In 1992 Simon and the 24-year-old daughter he had never met until then, told their reunion story in “Women’s Weekly” and on Ray Martin’s “Midday” show. In 1993 the Post Adoption Resource Centre made awards to Simon and his actress daughter Lisbeth Kennelly, now 41, for their work in re-uniting birth parents and adopted children.
“Chance And Coincidence” was the name of a two-hour special for the Seven Network, devised and produced by Simon and aired in 1992. The show told stories of amazing chance events and incredible coincidences, and was the world’s first TV show to offer a million dollar cash prize.
In 1993 Simon sold his idea of a television show about television to the ABC, with himself as host. “TVTV” went to air in the week’s hardest timeslot, 6.30 weeknights. In August 1993 Simon left and sold the production to the ABC with a continuing royalty to himself. He collected a royalty fee for “TVTV”. He also collected royalties for format rights to the Nine Network’s new “Wonder World!”, produced by two of his former reporters, Brett Clements and Phillip Tanner.
Inventing games is one of Simon’s passions. It started with “Zoot” and inventing silly fun games that appeared as centre-spreads in his children’s newspaper. In 1985 he invented a family board game “Simon Says” which sold well for two years. Two more games “Townsend Towers” and “Mumble Mumble” may be marketed in late 2009 by games maker Crown & Andrews. Simon’s game “Soaked!” in which kids splash and spray each other to adult dismay, has never been accepted by any games manufacturer . . . But today copies of Simon Says often come up for sale on eBay.
Then Simon invented a TV game. In early 1994 Simon combined with the Seven Network and Telstra to put to air a successful idea called “Cash Call”, a telephone concept in which viewers dialed in their phone numbers to databanks on the chance of winning $50,000 cash.
This led to Simon’s latest and most ambitious project. It’s a fun concept that is convergence of internet, telephone, television and computers, a cyberspace form of entertainment. Details of Simon’s project are secret.
Simon Townsend found a new love: teaching. He only recently retired from part-time tutoring in journalism for Cengage Learning / Australian College of Journalism.
He worked as a news producer for CNN during the Sydney Olympics.
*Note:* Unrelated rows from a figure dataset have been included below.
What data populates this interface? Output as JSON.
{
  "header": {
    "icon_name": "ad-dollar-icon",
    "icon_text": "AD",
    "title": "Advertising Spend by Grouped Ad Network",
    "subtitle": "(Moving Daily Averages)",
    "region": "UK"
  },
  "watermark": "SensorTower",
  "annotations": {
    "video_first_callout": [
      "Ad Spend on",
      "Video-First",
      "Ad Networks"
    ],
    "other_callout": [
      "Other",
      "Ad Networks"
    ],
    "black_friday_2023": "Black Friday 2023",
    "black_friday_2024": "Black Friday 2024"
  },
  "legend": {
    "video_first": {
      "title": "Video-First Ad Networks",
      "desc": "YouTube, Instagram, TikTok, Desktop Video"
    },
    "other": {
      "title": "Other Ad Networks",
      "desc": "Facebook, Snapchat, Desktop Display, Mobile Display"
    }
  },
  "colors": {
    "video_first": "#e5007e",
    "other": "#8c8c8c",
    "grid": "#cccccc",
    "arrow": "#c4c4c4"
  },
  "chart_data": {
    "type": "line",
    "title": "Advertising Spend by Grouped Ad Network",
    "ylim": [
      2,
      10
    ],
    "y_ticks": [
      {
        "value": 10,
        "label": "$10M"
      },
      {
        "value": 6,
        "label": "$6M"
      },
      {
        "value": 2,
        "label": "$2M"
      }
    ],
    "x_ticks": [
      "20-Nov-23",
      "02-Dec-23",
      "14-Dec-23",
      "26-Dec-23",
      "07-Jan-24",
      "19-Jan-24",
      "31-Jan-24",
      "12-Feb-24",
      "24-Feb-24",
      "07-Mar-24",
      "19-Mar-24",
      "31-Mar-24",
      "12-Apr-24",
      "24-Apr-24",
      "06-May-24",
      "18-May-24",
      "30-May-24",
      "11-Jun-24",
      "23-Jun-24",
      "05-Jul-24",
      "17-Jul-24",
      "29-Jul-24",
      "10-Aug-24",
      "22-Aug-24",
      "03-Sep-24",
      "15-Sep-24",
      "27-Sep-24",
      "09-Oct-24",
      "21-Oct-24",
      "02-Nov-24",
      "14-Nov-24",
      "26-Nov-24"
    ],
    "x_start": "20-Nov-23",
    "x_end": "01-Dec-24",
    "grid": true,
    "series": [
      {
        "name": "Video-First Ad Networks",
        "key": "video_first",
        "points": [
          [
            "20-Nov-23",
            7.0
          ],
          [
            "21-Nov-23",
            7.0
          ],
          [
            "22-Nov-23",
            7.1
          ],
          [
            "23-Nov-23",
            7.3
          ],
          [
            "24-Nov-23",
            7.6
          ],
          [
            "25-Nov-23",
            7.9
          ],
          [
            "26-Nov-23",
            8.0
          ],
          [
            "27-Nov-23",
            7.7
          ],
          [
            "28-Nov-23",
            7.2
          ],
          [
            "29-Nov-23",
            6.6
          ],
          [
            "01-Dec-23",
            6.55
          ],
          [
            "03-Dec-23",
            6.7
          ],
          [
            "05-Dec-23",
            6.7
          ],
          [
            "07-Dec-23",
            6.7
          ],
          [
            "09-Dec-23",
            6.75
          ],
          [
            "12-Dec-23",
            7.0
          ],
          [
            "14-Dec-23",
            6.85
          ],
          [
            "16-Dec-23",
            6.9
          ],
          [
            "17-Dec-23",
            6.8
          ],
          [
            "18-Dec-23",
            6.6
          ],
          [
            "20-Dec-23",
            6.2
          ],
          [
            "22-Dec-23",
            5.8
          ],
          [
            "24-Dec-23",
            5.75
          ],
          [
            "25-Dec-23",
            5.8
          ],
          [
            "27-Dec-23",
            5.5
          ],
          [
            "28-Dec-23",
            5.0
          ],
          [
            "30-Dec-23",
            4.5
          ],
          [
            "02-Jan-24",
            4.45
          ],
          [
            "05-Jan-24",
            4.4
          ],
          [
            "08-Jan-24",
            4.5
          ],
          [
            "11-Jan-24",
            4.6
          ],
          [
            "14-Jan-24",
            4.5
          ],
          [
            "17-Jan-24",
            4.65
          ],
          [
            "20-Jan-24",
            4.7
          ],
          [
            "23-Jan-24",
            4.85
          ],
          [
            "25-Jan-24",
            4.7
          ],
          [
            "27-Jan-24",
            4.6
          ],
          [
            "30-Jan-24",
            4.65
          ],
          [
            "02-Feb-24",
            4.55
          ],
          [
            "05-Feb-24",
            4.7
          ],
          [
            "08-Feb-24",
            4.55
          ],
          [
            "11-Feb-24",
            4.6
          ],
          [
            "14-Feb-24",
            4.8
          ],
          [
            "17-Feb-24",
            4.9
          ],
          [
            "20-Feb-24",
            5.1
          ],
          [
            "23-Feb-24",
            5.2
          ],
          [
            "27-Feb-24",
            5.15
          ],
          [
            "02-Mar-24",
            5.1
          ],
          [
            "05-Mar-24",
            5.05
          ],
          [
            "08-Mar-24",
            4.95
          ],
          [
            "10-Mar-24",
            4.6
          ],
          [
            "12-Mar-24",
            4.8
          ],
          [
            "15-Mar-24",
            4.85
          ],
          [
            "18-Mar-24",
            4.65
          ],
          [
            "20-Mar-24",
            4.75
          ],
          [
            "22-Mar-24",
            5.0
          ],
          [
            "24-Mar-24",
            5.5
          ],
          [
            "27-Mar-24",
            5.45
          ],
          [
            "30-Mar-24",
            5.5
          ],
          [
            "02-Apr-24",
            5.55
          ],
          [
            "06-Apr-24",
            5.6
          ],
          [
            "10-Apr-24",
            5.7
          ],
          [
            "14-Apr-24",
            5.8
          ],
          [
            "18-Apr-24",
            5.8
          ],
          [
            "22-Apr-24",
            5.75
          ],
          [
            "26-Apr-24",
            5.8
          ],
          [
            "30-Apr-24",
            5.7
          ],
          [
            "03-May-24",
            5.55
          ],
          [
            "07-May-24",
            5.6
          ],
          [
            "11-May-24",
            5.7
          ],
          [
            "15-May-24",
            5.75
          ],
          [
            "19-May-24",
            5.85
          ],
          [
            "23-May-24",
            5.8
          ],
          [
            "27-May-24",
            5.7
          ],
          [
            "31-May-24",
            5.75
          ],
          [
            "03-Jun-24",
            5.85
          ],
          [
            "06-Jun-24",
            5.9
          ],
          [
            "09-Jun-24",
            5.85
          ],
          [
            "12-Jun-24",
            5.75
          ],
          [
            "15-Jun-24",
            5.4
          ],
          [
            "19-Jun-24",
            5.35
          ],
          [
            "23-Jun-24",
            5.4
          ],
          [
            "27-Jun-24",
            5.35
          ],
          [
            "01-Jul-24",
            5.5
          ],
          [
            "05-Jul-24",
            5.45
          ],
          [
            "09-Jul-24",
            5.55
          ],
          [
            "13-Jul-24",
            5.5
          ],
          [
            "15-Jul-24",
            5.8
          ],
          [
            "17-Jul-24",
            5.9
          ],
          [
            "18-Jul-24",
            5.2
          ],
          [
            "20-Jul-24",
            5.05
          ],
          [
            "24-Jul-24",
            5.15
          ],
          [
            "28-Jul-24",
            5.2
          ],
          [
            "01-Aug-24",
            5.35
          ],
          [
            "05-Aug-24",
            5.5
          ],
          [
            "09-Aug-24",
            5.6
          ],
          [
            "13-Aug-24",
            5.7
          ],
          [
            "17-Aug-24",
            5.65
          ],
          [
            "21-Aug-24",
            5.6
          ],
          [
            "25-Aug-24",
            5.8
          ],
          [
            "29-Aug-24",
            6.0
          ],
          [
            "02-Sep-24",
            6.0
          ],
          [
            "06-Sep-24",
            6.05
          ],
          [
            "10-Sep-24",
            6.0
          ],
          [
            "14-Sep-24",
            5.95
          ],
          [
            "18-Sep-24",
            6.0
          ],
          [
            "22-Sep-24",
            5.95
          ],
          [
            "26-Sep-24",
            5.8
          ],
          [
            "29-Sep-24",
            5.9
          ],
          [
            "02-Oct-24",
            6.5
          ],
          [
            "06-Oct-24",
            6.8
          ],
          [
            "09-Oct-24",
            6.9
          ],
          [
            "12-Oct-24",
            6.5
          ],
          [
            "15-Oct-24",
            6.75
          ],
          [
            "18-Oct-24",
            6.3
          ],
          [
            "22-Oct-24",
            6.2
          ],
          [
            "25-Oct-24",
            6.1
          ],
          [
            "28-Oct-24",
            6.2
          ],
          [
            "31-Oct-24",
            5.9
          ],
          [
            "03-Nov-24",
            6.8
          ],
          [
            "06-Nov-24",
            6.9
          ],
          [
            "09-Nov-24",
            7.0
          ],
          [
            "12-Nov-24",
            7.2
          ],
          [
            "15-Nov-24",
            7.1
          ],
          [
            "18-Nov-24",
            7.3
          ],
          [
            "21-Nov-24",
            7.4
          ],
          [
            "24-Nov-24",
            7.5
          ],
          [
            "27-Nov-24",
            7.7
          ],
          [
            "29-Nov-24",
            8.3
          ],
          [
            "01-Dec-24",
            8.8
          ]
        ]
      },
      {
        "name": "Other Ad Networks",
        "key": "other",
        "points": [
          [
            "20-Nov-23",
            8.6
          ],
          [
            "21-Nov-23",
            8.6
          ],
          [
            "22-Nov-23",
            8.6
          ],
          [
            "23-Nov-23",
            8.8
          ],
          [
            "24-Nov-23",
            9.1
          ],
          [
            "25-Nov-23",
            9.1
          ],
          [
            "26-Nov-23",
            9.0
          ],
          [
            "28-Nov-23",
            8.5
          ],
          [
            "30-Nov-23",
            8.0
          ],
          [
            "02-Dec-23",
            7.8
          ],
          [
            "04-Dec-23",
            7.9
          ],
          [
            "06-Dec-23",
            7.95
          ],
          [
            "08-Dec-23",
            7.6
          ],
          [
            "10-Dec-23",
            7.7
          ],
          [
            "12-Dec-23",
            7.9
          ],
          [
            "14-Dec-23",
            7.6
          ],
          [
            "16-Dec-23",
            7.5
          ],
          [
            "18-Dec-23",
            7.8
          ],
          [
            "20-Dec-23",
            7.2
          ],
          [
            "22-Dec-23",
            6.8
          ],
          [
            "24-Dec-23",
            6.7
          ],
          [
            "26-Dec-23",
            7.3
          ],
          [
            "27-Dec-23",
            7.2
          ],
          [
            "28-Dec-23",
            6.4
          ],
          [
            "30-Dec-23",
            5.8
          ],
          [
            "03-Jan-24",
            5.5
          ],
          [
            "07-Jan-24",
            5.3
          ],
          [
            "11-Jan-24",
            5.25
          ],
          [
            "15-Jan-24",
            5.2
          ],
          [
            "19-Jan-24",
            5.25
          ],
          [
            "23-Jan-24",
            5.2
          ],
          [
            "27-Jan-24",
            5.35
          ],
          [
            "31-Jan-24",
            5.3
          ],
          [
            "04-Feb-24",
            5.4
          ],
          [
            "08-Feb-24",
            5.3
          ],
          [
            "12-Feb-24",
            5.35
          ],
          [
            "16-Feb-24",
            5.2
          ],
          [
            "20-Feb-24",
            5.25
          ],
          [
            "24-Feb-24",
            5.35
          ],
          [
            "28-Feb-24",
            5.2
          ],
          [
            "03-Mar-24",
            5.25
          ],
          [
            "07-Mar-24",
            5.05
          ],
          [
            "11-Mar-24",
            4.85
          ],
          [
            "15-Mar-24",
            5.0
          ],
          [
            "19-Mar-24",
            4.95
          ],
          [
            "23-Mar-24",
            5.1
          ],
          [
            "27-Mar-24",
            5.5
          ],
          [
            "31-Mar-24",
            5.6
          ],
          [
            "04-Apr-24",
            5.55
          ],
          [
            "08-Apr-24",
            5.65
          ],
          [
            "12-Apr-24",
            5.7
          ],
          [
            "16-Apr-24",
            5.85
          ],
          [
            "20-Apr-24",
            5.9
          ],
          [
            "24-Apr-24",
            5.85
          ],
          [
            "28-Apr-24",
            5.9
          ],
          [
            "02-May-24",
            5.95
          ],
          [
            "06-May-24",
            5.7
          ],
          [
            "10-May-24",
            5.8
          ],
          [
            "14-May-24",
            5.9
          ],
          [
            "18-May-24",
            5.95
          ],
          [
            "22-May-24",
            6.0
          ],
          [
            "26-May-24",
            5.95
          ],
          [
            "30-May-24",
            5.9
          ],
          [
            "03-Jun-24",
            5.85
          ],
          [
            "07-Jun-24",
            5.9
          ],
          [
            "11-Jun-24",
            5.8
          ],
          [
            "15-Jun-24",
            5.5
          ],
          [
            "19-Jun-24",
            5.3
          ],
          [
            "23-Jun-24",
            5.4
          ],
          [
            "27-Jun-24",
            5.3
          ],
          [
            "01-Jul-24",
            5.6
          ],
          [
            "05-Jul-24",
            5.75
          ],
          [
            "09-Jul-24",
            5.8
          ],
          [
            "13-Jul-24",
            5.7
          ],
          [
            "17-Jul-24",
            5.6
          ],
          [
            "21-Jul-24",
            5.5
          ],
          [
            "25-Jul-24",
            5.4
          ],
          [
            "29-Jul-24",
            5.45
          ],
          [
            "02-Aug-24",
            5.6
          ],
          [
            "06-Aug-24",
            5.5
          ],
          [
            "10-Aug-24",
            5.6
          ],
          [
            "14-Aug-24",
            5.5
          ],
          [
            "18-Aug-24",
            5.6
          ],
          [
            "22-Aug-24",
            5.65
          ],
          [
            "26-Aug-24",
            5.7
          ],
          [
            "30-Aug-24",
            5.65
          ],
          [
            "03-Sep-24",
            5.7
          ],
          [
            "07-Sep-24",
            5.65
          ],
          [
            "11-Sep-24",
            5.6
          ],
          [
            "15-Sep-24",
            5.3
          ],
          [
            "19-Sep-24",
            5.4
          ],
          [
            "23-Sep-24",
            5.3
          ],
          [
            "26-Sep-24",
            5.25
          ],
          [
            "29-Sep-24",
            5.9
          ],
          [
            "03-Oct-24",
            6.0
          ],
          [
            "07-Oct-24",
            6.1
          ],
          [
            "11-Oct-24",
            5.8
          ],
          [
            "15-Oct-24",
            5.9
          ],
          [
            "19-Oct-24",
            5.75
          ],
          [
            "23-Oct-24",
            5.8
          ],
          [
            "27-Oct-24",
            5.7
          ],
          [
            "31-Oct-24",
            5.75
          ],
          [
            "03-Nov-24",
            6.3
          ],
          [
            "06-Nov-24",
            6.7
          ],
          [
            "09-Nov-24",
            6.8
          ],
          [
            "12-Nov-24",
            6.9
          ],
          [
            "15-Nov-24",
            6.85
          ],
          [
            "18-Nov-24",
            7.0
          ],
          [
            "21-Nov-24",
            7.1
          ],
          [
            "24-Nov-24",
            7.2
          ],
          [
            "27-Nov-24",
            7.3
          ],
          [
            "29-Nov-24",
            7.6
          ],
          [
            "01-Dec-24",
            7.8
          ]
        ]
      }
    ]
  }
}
In 2001-2000 he was occasional producer for personalities on radio 2GB. In 2002-2003, he worked four hours each weekday as Producer of the “Jon Harker Show” on 2UE Sydney.
In 2002 Mike Munro surprised Simon and “This Is Your Life” made a program about his life, which aired in September 2002. The ABC-TV show “Talking Heads” made a half-hour show on Simon’s life, airing in August 2005. Also in August 2005, in the Network Ten special on 40 years of Ten, Simon and his “Wonder World!” were featured. In April 2006 the Seven show “Where Are They Now?” reunited Simon with his former reporters from “Wonder World!”
His daughter Lis gave birth to Simon’s second grandchild, a boy named Lenny in early 2006, a younger brother for Rex. Simon’s son Michael and his wife Emma had a daughter Lola, born in 2007 and Oliver in 2010. Simon suffered his third stroke in June 2003 but continued tutoring.
Simon met his beloved wife of 27 years Rosanna in 1976, when she was assistant to Mike Willesee and Simon was Mike’s producer. Rosanna was not only Simon’s soulmate and mother of two of his children, but his business partner and co-owner of the Wonder World! production company. Rosanna died of lung cancer in 2003.
Simon’s health remains okay, and he keeps busy. Today Simon regards himself as “retired”. He reads a lot, sees every new movie and fires off letters to the editor when upset by world events.